A few days later I got a follow-up letter from Bob, urging prompt action. But I still didn't answer, though still keeping him in reserve. I had decided to try what some Virginians still call "The University" -- the one of Virginia, that is. By now I was well aware that The University has the papers of lots of people who actually did make a significant contribution to American literature. Faulkner, for example. Even with Bob for bait, I was quite prepared to be rejected.
But I wasn't. Edmund Berkeley of the Alderman Library at The University wrote me a cheerful note, saying to send the manuscripts along. I joyfully did.
And then I was astonishingly rude, at least for someone who is half-Virginian. I finally wrote to Bob. I thanked him effusively for his offer but said her papers were going to her native state, to the University of Virginia. It would never have occurred to me to place them in a library, I told Bob, without his wonderful letter; the happy ending was entirely due to him. As the Yankee half of me well knows, rubbing it in.
There is one more thing to add.

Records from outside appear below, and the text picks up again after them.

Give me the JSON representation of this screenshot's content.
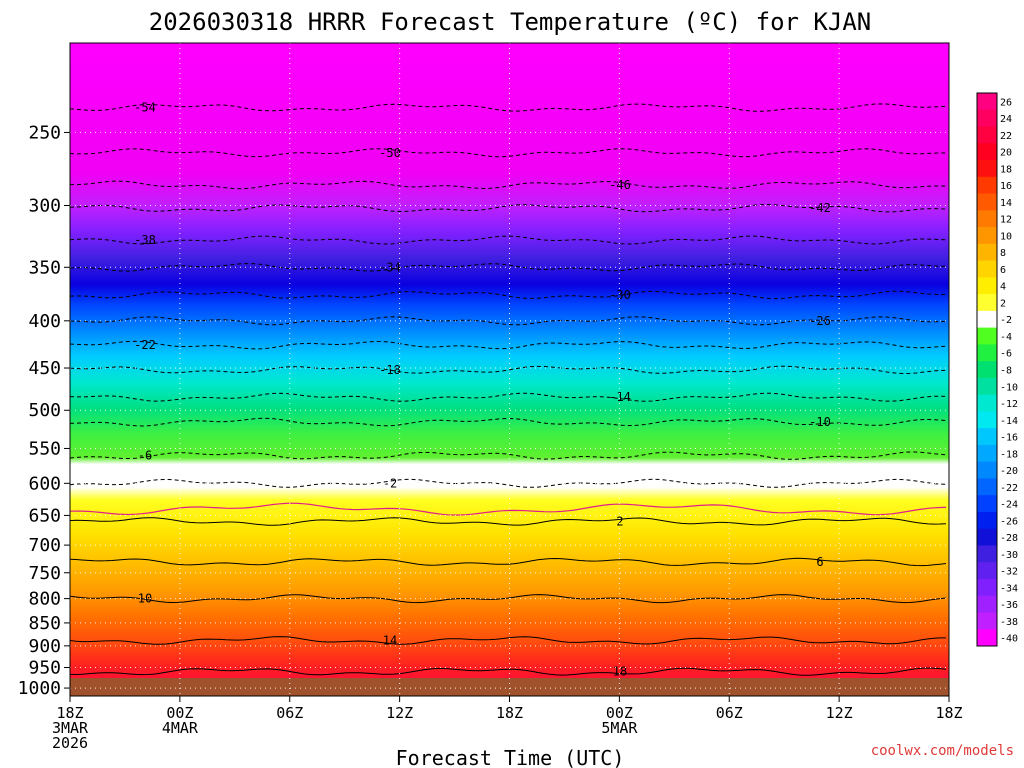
{
  "chart_data": {
    "type": "heatmap",
    "title": "2026030318 HRRR Forecast Temperature (ºC) for KJAN",
    "xlabel": "Forecast Time (UTC)",
    "ylabel": "",
    "x_ticks": [
      {
        "hour": 0,
        "lines": [
          "18Z",
          "3MAR",
          "2026"
        ]
      },
      {
        "hour": 6,
        "lines": [
          "00Z",
          "4MAR"
        ]
      },
      {
        "hour": 12,
        "lines": [
          "06Z"
        ]
      },
      {
        "hour": 18,
        "lines": [
          "12Z"
        ]
      },
      {
        "hour": 24,
        "lines": [
          "18Z"
        ]
      },
      {
        "hour": 30,
        "lines": [
          "00Z",
          "5MAR"
        ]
      },
      {
        "hour": 36,
        "lines": [
          "06Z"
        ]
      },
      {
        "hour": 42,
        "lines": [
          "12Z"
        ]
      },
      {
        "hour": 48,
        "lines": [
          "18Z"
        ]
      }
    ],
    "xlim": [
      0,
      48
    ],
    "y_ticks": [
      250,
      300,
      350,
      400,
      450,
      500,
      550,
      600,
      650,
      700,
      750,
      800,
      850,
      900,
      950,
      1000
    ],
    "ylim": [
      200,
      1020
    ],
    "y_scale": "log-pressure",
    "grid": true,
    "colorbar": {
      "labels": [
        26,
        24,
        22,
        20,
        18,
        16,
        14,
        12,
        10,
        8,
        6,
        4,
        2,
        -2,
        -4,
        -6,
        -8,
        -10,
        -12,
        -14,
        -16,
        -18,
        -20,
        -22,
        -24,
        -26,
        -28,
        -30,
        -32,
        -34,
        -36,
        -38,
        -40
      ],
      "colors": [
        "#ff0080",
        "#ff0060",
        "#ff0040",
        "#ff0020",
        "#ff1010",
        "#ff3a00",
        "#ff5a00",
        "#ff7a00",
        "#ff9600",
        "#ffb400",
        "#ffd400",
        "#ffee00",
        "#ffff30",
        "#ffffff",
        "#50ff20",
        "#20f040",
        "#00e070",
        "#00e0a0",
        "#00e8d0",
        "#00e8f0",
        "#00c8ff",
        "#00a8ff",
        "#0088ff",
        "#0066ff",
        "#0040ff",
        "#0020f0",
        "#1010d8",
        "#4020e0",
        "#6020f0",
        "#8020ff",
        "#a020ff",
        "#c020ff",
        "#ff00ff"
      ],
      "placement": "right"
    },
    "isotherms": [
      {
        "label": "-54",
        "p": 235
      },
      {
        "label": "-50",
        "p": 263
      },
      {
        "label": "-46",
        "p": 285
      },
      {
        "label": "-42",
        "p": 302
      },
      {
        "label": "-38",
        "p": 327
      },
      {
        "label": "-34",
        "p": 350
      },
      {
        "label": "-30",
        "p": 375
      },
      {
        "label": "-26",
        "p": 400
      },
      {
        "label": "-22",
        "p": 425
      },
      {
        "label": "-18",
        "p": 452
      },
      {
        "label": "-14",
        "p": 484
      },
      {
        "label": "-10",
        "p": 515
      },
      {
        "label": "-6",
        "p": 560
      },
      {
        "label": "-2",
        "p": 600
      },
      {
        "label": "2",
        "p": 660
      },
      {
        "label": "6",
        "p": 730
      },
      {
        "label": "10",
        "p": 800
      },
      {
        "label": "14",
        "p": 888
      },
      {
        "label": "18",
        "p": 960
      }
    ],
    "ground_pressure": 1000
  },
  "credit": "coolwx.com/models",
  "colors": {
    "ground": "#a0522d",
    "freezing_line": "#e0208a"
  }
}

My mother died and her papers went to The University over 20 years ago. How many people have consulted them since? None at all. Not one graduate student in search of a thesis topic. Not even a racing reporter, drawn by the fact that the stud farm in Born to Race was based on the real one owned by her brother, Christopher Tompkins Chenery; he bred Secretariat there.
Oh, well. The library of Dartmouth College has had some of my papers for a decade. Exactly one outside researcher has looked at them. Maybe my daughter, who writes science fiction, will be the one whose papers get consulted. Maybe my mother and I will do better in the next millennium. But I wouldn't bet the farm on it.
Noel Perrin is the author of numerous books, among them "Second Person Rural." He lives on a farm in New Hampshire.